New life in an old advertising format

November 30th, 2007 by Hugh Kennedy

If any of you have saved an issue of say, Fast Company or Red Herring from late 1999 or early 2000 – my favorite issue contains an article on how Google is a completely silly name and that the company will go nowhere with it – you’ll notice how picking up the magazine may threaten to put your back out. (Best to leave it on the floor as a doorstop.) Today, only Vanity Fair, W, and Oprah seem to be infested with print ads in the way that tech publications used to be. Average issues of ComputerWorld or BIO-IT World seem as thin as the inserts that used to be tipped into the dotcom-era magazines of seven years ago.

Which is precisely why there may be more value than you think in print advertising right now. Prices, certainly, have never been more negotiable. As I mentioned in a previous post, one vendor offered to throw in the print program free if we bought the online program for a client. And though marketing may be a game of fishing where the fish are most of the time, success also is a function of standing out where your competitors aren’t. To quote my colleague Mike O’Toole, it’s all part of good marketing arbitrage.

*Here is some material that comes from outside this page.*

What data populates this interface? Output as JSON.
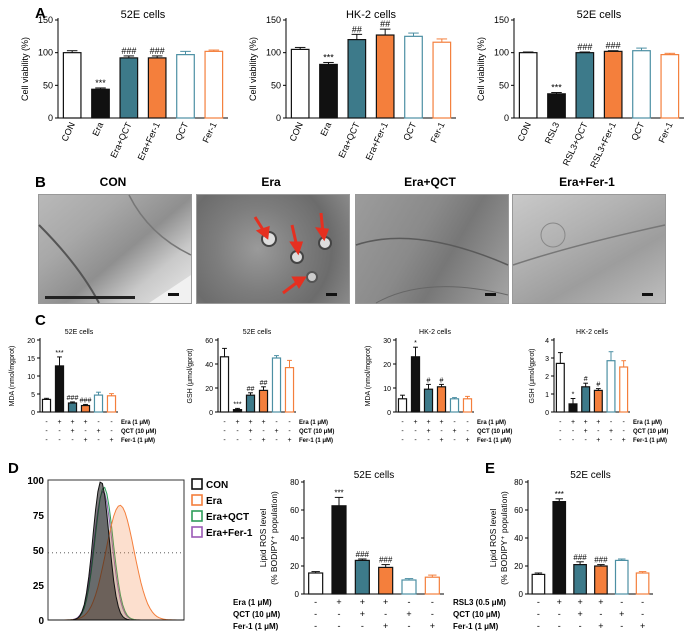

No, print subscriptions aren’t what they used to be. Readership is down and advertising is down. But your target audience is still spending time with magazines and print publications. The eyeballs aren’t always online. And if you had the opportunity to be the only advertiser in a magazine along with Microsoft, IBM and SAP, wouldn’t you jump at the chance?

One Response to “New life in an old advertising format”

  1. DJHowatt Says:

    Hugh,
    Great point. Too often marketers get caught up in the hot media and forget that our job is to consider ALL available means to reach our audiences.